Die militärischen und gerichtlichen Aufgaben im arbonischen Staat sind pyramidal organisiert. Es liegt also nahe auch ein Steuersystem zu vermuten, in dem Grundherren Abgaben von ihren Untertanen einziehen und sie an übergeordnete Grundherren weiterleiten, sodass sie schließlich beim Staatsoberhaupt ankommen. Doch das ist ein Trugschluß.
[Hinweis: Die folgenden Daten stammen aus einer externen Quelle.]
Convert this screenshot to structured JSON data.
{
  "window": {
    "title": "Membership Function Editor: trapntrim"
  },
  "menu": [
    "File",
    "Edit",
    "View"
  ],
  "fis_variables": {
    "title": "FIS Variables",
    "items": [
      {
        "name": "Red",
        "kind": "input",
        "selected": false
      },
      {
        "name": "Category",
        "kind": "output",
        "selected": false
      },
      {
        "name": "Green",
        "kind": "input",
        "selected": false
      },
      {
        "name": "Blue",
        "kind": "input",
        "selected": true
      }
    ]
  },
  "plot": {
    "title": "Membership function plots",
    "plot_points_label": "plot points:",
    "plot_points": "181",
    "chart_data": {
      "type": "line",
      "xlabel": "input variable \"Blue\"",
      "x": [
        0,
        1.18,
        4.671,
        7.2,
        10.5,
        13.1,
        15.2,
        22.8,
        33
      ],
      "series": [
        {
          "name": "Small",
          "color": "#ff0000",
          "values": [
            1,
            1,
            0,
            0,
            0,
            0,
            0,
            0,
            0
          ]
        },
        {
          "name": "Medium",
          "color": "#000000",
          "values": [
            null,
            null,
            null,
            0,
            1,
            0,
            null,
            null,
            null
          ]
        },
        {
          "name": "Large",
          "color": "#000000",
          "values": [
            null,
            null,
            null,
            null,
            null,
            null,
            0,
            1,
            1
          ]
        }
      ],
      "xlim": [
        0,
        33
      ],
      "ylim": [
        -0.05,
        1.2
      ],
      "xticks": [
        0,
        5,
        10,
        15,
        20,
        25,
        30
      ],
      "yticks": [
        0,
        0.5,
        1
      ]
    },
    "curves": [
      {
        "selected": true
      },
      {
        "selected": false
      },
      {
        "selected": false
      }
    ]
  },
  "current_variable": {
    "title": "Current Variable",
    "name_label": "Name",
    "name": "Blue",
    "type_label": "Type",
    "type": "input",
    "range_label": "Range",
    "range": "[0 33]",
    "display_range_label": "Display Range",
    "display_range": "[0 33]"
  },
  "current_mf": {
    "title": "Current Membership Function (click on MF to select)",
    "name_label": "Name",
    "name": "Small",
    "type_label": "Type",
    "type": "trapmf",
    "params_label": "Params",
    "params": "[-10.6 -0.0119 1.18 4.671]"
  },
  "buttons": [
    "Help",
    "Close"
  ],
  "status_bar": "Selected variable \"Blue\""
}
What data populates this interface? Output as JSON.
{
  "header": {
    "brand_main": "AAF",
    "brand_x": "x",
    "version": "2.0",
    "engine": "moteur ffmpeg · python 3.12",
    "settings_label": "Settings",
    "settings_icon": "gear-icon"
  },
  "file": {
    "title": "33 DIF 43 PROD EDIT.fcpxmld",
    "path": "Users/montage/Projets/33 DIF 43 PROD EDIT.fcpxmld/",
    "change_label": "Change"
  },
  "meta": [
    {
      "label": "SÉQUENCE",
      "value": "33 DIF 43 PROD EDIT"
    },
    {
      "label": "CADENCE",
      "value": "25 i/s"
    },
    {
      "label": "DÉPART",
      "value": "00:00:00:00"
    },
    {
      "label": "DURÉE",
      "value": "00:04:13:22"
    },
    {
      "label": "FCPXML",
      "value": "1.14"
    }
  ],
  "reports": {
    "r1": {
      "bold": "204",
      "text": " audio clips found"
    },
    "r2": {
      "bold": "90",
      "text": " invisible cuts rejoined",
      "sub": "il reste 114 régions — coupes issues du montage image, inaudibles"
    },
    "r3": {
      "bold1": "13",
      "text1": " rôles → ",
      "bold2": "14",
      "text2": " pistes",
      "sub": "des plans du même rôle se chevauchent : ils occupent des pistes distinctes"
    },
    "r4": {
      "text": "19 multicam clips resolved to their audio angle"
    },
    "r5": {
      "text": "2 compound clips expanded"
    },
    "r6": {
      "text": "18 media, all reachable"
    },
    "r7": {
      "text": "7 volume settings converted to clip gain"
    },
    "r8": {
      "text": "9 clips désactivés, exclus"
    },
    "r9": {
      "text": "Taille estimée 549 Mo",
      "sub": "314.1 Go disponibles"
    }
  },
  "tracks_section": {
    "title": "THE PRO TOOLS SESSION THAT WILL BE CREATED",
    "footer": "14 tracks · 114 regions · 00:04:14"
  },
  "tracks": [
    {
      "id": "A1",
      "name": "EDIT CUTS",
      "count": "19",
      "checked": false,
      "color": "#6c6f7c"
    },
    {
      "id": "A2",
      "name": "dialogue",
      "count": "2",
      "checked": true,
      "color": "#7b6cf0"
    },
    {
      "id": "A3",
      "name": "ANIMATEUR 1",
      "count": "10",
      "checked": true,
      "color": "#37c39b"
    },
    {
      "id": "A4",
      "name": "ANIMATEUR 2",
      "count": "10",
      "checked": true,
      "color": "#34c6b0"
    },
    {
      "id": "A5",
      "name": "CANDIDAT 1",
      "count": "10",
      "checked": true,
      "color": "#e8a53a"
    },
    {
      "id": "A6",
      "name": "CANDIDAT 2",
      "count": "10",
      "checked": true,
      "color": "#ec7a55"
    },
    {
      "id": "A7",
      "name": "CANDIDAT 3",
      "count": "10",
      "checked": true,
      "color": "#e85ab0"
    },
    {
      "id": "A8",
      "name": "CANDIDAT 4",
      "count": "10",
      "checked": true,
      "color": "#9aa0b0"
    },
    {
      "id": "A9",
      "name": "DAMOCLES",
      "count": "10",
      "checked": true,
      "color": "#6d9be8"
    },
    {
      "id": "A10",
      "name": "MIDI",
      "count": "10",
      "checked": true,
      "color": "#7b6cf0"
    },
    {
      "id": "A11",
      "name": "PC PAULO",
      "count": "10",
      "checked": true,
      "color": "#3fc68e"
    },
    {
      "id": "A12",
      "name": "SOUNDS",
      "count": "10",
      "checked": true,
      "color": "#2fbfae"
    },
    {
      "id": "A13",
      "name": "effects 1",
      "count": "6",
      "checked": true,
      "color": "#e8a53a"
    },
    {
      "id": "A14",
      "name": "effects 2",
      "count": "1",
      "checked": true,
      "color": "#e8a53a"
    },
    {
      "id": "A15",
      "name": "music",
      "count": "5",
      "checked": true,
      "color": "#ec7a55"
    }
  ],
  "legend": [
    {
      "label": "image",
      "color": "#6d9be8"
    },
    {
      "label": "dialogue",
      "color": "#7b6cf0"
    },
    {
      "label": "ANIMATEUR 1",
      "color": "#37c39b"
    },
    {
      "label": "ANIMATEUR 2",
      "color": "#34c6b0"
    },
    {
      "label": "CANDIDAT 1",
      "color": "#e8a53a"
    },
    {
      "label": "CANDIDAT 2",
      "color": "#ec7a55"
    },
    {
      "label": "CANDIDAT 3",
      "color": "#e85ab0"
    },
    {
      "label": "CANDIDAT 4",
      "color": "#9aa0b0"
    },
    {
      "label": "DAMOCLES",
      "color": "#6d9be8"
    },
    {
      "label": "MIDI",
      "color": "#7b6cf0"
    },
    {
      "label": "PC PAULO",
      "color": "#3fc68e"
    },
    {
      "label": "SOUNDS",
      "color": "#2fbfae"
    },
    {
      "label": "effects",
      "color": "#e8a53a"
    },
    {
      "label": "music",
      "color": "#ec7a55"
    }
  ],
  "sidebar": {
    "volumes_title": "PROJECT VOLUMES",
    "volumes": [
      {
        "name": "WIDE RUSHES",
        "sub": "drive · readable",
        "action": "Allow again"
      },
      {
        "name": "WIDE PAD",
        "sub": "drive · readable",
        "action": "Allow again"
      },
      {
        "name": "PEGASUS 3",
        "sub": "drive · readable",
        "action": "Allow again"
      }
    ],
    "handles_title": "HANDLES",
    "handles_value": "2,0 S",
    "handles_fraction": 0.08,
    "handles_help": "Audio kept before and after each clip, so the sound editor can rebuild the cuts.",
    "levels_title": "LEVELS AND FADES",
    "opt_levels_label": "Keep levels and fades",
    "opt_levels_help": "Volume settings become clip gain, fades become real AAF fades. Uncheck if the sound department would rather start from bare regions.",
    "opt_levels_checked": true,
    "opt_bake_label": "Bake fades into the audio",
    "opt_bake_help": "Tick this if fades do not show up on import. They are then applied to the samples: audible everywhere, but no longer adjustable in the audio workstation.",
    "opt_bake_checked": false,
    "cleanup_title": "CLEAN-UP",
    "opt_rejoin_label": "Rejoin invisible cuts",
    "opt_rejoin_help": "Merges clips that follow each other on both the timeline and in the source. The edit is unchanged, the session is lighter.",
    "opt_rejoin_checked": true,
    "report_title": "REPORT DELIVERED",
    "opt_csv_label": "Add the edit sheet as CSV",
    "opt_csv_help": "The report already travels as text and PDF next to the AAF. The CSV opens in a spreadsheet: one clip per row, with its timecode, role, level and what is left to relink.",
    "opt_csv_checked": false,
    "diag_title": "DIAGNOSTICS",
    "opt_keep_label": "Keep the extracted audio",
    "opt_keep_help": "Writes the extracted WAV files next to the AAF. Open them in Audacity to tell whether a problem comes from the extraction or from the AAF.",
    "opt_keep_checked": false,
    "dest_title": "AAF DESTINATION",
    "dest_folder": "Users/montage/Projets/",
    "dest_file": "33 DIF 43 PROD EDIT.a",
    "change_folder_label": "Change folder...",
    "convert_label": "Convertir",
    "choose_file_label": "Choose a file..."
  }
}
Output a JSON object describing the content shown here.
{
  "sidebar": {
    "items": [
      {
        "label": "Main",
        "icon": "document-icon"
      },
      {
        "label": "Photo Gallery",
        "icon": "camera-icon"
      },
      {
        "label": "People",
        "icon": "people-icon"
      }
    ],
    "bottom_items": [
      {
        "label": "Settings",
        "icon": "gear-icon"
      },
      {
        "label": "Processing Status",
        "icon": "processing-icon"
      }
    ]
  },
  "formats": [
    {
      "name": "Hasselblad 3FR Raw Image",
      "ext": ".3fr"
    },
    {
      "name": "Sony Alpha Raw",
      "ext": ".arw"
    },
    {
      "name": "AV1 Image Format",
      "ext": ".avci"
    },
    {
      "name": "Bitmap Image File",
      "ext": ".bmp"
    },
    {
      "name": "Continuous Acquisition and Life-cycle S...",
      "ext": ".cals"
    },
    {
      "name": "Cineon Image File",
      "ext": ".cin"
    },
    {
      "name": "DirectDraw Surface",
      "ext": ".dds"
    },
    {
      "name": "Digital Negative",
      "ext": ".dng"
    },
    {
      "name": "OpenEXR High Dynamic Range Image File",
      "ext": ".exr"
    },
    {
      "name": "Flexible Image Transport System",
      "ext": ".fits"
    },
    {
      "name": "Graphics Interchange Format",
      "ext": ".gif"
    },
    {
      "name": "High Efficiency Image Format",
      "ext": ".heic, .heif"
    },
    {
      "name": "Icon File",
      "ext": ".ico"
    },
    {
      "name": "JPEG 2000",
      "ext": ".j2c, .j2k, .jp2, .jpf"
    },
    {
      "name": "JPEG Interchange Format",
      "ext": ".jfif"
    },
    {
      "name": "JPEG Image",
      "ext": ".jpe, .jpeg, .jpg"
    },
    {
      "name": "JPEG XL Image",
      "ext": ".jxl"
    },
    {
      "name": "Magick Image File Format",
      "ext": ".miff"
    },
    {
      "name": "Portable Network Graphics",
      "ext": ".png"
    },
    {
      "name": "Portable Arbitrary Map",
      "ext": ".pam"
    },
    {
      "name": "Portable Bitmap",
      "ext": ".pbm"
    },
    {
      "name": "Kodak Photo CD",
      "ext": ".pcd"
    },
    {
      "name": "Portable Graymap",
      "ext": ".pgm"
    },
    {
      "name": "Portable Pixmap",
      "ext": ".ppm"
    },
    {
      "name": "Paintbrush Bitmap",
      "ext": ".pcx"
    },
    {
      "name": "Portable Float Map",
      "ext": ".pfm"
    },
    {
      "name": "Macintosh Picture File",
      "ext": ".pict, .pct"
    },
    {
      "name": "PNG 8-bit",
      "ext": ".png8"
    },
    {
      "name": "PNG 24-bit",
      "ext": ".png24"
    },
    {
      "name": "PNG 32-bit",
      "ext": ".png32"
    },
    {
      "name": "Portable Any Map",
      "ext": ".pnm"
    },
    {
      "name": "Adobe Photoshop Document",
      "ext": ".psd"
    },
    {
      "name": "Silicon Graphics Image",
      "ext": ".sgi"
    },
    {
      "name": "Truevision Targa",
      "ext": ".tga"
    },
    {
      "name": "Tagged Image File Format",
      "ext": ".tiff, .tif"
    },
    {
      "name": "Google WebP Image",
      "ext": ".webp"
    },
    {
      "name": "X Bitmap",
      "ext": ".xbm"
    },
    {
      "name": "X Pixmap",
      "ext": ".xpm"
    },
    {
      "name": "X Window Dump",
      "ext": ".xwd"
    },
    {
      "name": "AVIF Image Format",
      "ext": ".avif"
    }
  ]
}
Der Wunsch, dem Staat über bestimmte Abgaben einen wachsenden finanziellen Handlungsspielraum zu verschaffen, existiert. Doch zum Entwurf einer homogenen Steuerverfassung fehlt schlicht jede Informations- und Verwaltungsbasis. Schließlich ist Trigardon ein Wirtschaftsraum, der bestenfalls punktuell auf der Zirkulation von Bargeld basiert. Tatsächlich sieht die Abgabenerhebung im arbonischen Staat sehr uneinheitlich aus.

  • So gibt es Abgaben im Rahmen der Grundherrschaft, die nur die von Freien geführten Haushalte betrifft und von Edlen per se nicht erhoben werden. Sie dienen dazu, den Grundherren ihre militärischen Funktionen zu erleichtern. Davon leiten sie kaum mehr als symbolische Tribute an ihre Lehnsherren weiter!
  • Daneben gibt es den regional mehr oder weniger erfolgreichen Versuch einer Art allgemeinen Einkommensbesteuerung, der je nach gräflichem Gerichtsbezirk unterschiedlich gehandhabt wird: In Arbon gibt es den "Siebten Teil", in der Ostprovinz den "Zehnt" und in Altberg nichts dergleichen.
  • Und schließlich gibt es bestimmte Hoheitsrechte auf Abgaben, die das Staatsoberhaupt gegen einträgliche Gewinnbeteiligung von Grundherren und Amtleuten an den wichtigsten wirtschaftlichen Knotenpunkten des Reiches erheben lässt: Zölle, Mauten und Marktgebühren.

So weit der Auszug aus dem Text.